Is your teenager getting enough sleep? If not, he or she could be in danger of an early morning collision, says a new report by Eastern Virginia Medical School professors. Using data from the state’s Department of Motor Vehicles, the study compares crash rates for teenage drivers from two towns: Virginia Beach and Chesapeake. In Virginia Beach, where high school classes begin at 7:20 am, the crash rate was 41 percent higher than Chesapeake, where classes begin at 8:40 am.
Clearly, there are a lot of variables not taken in to account. For example, Virginia Beach could have a higher general crash rate than Chesapeake. But this study is consistent with the findings of a similar 2008 article in the Journal of Clinical Sleep Medicine, which found a 16.5 percent decline in teen crashes in districts with schools that started an hour later than neighboring areas.

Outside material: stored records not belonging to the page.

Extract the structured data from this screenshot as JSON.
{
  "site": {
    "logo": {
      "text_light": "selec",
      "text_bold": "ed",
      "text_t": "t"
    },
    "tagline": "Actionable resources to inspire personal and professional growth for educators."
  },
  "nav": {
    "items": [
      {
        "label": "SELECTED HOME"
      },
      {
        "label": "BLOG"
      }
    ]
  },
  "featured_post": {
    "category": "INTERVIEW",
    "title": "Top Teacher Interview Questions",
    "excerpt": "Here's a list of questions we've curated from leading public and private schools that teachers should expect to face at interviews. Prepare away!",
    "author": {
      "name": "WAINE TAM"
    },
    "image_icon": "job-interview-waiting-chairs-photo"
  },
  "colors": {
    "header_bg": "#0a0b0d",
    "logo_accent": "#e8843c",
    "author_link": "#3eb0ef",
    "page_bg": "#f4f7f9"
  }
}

“This study did not prove by any means that early high school start times led to increased rates of car crashes,” said Robert Vorona, one of the study’s co-authors, noting that the crash increase is tied directly to tired drivers. So ostensibly, an easy fix is getting teenagers to sleep earlier so that they can have the important 8-9 hours of sleep each night. But with homework, mounting pressure to get in to college, and extra-curricular activities like drama or sports (not to mention relax time), teenagers aren’t likely to turn in before 11 (not to mention 10). With this in mind, Vorona said, “early high school start times are problematic.”
The study also raises the question: if driving early in the morning can be dangerous for teenagers, who’s to say that is a good time to be learning? Pushing school start times back an hour, the report says, can make students more alert in class, in addition to boosting road safety.